GDPR: What you need to know
David Morel
Founder and CEO of Tiger Recruitment | Investor | Forbes Contributor | Spear's 500 Top Recommended Adviser
The General Data Protection Regulation (GDPR) is set to change how many EU-based businesses, including Tiger, collect and store personal data. Despite not coming into effect until 25 May 2018, its far-reaching implications mean many companies need to start preparing now.
In simple terms, the regulation’s main aim is to give individuals control of their data once more; giving them the right to know how any enterprise is handling personal data.
So what does that mean for a business owner? Quite a lot. But with so much going on, it can be hard to know where to start. Here are five of the most pertinent points of interest worth considering in the next month or two.
1. Explicit, not implicit consent
The age of pre-ticked consent is over – you must ensure that consent is freely given with an affirmative and clear action. Instead of asking consumers to tick the box if they don’t want to hear from a company, you must now ask consumers to tick the box if they do want to receive marketing material.
2. Withdrawing consent
Withdrawal of consent is now required to be as simple as possible. Your customers or clients must be informed that they have the right to withdraw consent at the time of signing up, and you must make this process as easy as possible. Furthermore, when withdrawn, an individual’s details must be permanently erased, not just removed from the relevant databases.
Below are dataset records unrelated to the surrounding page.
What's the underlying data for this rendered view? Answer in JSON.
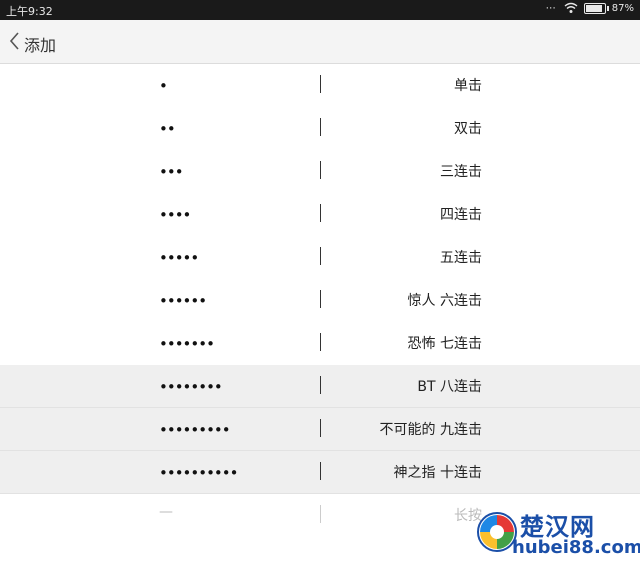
{
  "status_bar": {
    "time": "上午9:32",
    "battery_percent": "87%",
    "battery_level": 0.87
  },
  "header": {
    "title": "添加"
  },
  "rows": [
    {
      "dots": "•",
      "label": "单击"
    },
    {
      "dots": "••",
      "label": "双击"
    },
    {
      "dots": "•••",
      "label": "三连击"
    },
    {
      "dots": "••••",
      "label": "四连击"
    },
    {
      "dots": "•••••",
      "label": "五连击"
    },
    {
      "dots": "••••••",
      "label": "惊人 六连击"
    },
    {
      "dots": "•••••••",
      "label": "恐怖 七连击"
    },
    {
      "dots": "••••••••",
      "label": "BT 八连击"
    },
    {
      "dots": "•••••••••",
      "label": "不可能的 九连击"
    },
    {
      "dots": "••••••••••",
      "label": "神之指 十连击"
    },
    {
      "dots": "—",
      "label": "长按"
    }
  ],
  "watermark": {
    "name": "楚汉网",
    "url": "hubei88.com"
  },
  "colors": {
    "status_bar_bg": "#1a1a1a",
    "header_bg": "#f4f4f4",
    "highlight_row_bg": "#efefef",
    "watermark_blue": "#1b4fa8"
  }
}
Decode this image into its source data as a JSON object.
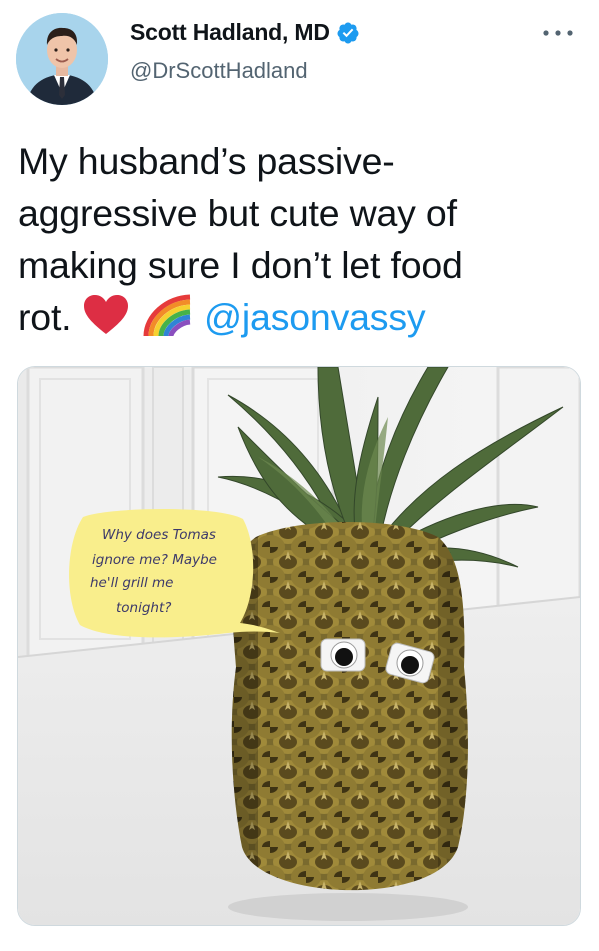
{
  "author": {
    "display_name": "Scott Hadland, MD",
    "handle": "@DrScottHadland",
    "verified": true,
    "accent_color": "#1d9bf0"
  },
  "tweet": {
    "text_line1": "My husband’s passive-",
    "text_line2": "aggressive but cute way of",
    "text_line3": "making sure I don’t let food",
    "text_line4_prefix": "rot.",
    "emojis": [
      "heart-emoji",
      "rainbow-emoji"
    ],
    "mention": "@jasonvassy"
  },
  "media": {
    "sticky_note": {
      "line1": "Why does Tomas",
      "line2": "ignore me? Maybe",
      "line3": "he'll grill me",
      "line4": "tonight?"
    }
  },
  "icons": {
    "verified": "verified-badge-icon",
    "more": "more-options-icon"
  }
}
3. Reasons for storing data
One of the most striking changes found in the GDPR is the requirement of businesses to prove they have a legal basis to store and use any gathered data and provide details of where their data is stored. Reasons for processing data must be specific, explicit and have a legitimate purpose. Furthermore, you won’t be able to keep data for as long as you want – only for the necessary period required for processing.
4. Data Protection Officers will be in high demand
All public authorities and businesses whose core activities involve the systematic monitoring of large amounts of personal data will need to hire a data protection officer. These individuals will be responsible for implementing any data protection strategies and making sure your company is in full compliance with the GDPR.
5. The fines are considerable
This is not something you’ll want to put off. Fines for non-compliance can result in fines of up to €20 million or up to four percent of total global revenue of the preceding year, whichever is greater.
With just over six months to go before the changes take effect, it’s worth using this time to prepare your existing systems. Tiger Recruitment can help source temps with a data background to cleanse and tidy databases and delete records, or contracted data protection officers for after the laws have taken effect.